Serum Calcium >3.5mmol/l or Symptomatic

  1. Requires urgent treatment because risk of shock, coma, renal failure
  2. Rehydrate then give IV biphosphonate
  3. May need to consider dialysis if severe renal failure

Rehydration

  1. Rehydrate with IV N saline 3-4 litres in first 24 hours & 2-3 litres daily thereafter aiming for urine output urine output >2 litres/day
  2. IV fluid lowers serum Ca, but will not restore normocalcaemia
  3. Give Frusemide if required to avoid volume overload and heart failure and promote urinary calcium excretion
  4. Be more cautious in elderly with renal impairment and with LV dysfunction.

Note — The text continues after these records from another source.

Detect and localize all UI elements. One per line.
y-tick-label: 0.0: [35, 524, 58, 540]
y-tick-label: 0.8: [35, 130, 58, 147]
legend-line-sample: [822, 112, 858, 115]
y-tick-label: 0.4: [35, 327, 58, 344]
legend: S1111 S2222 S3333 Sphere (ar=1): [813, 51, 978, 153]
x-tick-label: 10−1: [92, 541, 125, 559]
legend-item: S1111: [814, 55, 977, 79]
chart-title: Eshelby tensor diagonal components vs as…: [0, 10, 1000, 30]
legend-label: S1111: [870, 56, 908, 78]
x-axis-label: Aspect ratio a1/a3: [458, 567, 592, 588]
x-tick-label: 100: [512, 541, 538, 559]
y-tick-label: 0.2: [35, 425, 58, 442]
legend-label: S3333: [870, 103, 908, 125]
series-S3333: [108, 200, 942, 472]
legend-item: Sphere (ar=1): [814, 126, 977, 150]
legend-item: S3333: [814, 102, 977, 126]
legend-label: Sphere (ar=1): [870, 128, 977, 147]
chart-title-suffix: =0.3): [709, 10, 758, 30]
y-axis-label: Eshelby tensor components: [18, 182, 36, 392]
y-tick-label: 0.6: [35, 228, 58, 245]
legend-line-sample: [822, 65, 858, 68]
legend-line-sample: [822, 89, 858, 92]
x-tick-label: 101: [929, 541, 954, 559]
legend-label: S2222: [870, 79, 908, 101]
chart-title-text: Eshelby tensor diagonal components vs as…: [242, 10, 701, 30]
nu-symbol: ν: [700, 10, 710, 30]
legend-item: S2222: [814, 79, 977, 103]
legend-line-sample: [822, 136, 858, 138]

After Rehydration – IV Biphosphonates

  1. IV Biphosphonates are most beneficial for hypercalcaemia of malignancy but can still be used in other causes of hypercalcaemia.
  2. Do not use until patients are rehydrated
  3. If GFR >30ml/min and still hypercalcaemic after adequate hydration, give IV Zoledronate 4mg over 15 minutes in 100ml 0.9% sodium chloride
  4. If GFR <30ml/min after hydration give Pamidronate according to the corrected calcium as follows
    • Calcium <3.0: 30mg
    • Calcium 3-3.5: 60mg
    • Calcium >3.5: 90mg
  5. Add pamidronate disodium to sodium chloride 0.9% infusion as below and give over:
    • 30mg in 100ml – 250ml over 90min
    • 60mg in 250ml over 3 hours
    • 90mg in 250ml – 500ml over 4 hours
  6. Full effect of IV biphosphonate may take 3-7 days with duration of action 1-2 weeks.
  7. If Calcium remains high after 72 hours, a further dose of zolendronic acid may be given
  8. Patients with refractory hypercalcaemia may require corticosteroids and Calcitonin
  9. Myeloma patients with hypercalcaemia routinely receive dexamethasone 40mg for 4 days along with omeprazole & allopurinol (corrected for renal function).

Maintenance Therapy

  1. Discuss treatment options with relevant consultant
  2. Patients contemplating long term maintenance with bisphosphonates should receive appropriate counselling re osteonecrosis of the jaw and ideally a dental check before treatment
  3. IV Zolendronate is preferred maintenance for myeloma and SC Denosumab for breast cancer
  4. Oral Clodronate sometimes still used for myeloma if cannot tolerate IV Zolendronate otr if patient choice because reduced risk osteonecrosis.